Advém desta atuação do empresário a chamada “tenant mix”,
que consiste na organização dos gêneros de atividade econômica que no centro
comercial se instalarão. Analisa-se e escolhem-se lojas e operações que sejam
coesas, complementares, distintas, harmônicas e balanceadas, visando atender a
necessidades específicas do mercado, bem como tornar o shopping center atraente,
competitivo e rentável para todos os envolvidos[4].
Por todos estes contornos é que muito se discute a natureza
jurídica da locação de lojas de shopping centers. Tratar-se-ia de uma simples
locação urbana, já regulamentada na Lei nº 8.245/91, ou tratar-se-ia de uma
relação única e diferenciada? Neste sentido, de que forma ocorreria o despejo
decorrente de tal relação jurídica?
2. DA NATUREZA
JURÍDICA DO CONTRATO DE LOCAÇÃO EM SHOPPINGS CENTERS
Fundamental se faz ressaltar que desde o surgimento do primeiro
shopping brasileiro, ainda nos anos 60, discute-se com intensidade a natureza
jurídica da locação de lojas em shoppings centers.
Dentre as diversas correntes de pensamento relacionadas à
discussão, há que se apresentar, inicialmente, aquela que considera ser o
acordo entre o lojista e o empreendedor um verdadeiro contrato de locação.
Capitaneada por Washington de Barros Monteiro e por Caio Mário da Silva
Pereira, este entendimento parte do pressuposto de que mesmo a existência de
peculiaridades na relação em análise é incapaz de descaracterizar o contrato
locatício, vez que persistem os elementos essenciais deste[5].
De outro lado, Ives Gandra da Silva Martins entende que
existem nos contratos de locação em shopping center “sempre uma dupla natureza,
que os faz, de um lado, idênticos ao de uma singela locação do espaço físico em
contrato de locação comercial, mas que os torna, de outro lado, um contrato
atípico [...][6]”.
Também ao estudar as particularidades deste tipo de contrato
pactuado entre o lojista e o empreendedor, Orlando Gomes lançou uma terceira
posição, tendo recebido ela grande aceitação na doutrina.

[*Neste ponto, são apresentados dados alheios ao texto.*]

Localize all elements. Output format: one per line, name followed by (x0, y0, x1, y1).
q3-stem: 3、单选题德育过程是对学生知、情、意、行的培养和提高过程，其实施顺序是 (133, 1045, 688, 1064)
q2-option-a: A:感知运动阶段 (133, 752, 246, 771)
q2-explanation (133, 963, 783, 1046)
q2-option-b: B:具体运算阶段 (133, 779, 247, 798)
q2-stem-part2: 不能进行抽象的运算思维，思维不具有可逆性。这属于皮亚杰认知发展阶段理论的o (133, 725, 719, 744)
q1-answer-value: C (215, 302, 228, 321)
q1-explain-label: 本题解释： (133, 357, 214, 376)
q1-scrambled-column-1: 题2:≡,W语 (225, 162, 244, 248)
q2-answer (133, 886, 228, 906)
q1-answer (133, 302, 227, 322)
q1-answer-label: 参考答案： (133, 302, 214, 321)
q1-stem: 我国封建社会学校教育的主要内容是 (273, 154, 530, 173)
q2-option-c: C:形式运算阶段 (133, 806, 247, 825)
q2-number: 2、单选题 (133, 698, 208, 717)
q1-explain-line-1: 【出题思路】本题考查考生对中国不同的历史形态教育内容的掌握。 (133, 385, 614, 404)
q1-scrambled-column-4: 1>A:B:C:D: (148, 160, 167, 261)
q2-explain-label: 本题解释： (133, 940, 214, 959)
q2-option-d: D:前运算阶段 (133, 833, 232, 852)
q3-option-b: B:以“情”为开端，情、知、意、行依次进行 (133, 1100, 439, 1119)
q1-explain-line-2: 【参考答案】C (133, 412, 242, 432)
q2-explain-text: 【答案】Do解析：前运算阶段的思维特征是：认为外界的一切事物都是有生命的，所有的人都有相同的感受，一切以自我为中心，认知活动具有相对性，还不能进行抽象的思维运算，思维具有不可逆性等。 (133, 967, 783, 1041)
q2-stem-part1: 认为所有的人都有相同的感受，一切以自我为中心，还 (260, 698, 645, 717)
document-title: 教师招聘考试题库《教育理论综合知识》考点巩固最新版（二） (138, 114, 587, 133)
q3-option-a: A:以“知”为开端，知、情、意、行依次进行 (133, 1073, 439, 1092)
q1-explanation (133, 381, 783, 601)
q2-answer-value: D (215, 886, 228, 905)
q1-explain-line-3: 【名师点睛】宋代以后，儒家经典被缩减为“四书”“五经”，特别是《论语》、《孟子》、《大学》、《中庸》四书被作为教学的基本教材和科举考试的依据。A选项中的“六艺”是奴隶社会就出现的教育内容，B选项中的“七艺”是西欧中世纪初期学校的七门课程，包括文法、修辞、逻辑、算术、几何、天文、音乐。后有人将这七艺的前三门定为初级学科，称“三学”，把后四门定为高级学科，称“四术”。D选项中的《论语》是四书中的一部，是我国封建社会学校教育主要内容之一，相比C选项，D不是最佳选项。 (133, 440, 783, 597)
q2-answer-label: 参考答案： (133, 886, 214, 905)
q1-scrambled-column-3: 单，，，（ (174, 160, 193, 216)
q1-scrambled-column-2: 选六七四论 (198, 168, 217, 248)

A fim de construir um posicionamento, elencou o estudioso os
principais traços de autonomia da relação jurídica em análise:
Traços da autonomia desse contrato relativamente ao de
locação podem, afinal, ser sumariados, projetados de ângulos diversos, todos
próprios ou discrepantes, tais como os seguintes: 1. a forma de remuneração do
uso e gozo das unidades destinadas à exploração comercial; 2. o reajustamento
trimestral do soi disant aluguel mínimo; 3. a fiscalização da contabilidade das
lojas pelos concedentes do seu uso para o fim de verificar a exatidão do
chamado “aluguel percentual”, bem como a sua incidência para a cobrança da
diferença no caso de o seu valor ser superior ao do aluguel mínimo; 4. a
fixação uniforme e antecipada do critério a ser observado para determinar a
majoração do "aluguel" mínimo no tempo da renovação do contrato; 5. a
incompatibilidade entre o critério de arbitramento do aluguel nas verdadeiras
locações para fins comerciais, aplicado nas renovatórias, e o denominado
"aluguel" percentual; 6. o cunho mercantil desse "aluguel"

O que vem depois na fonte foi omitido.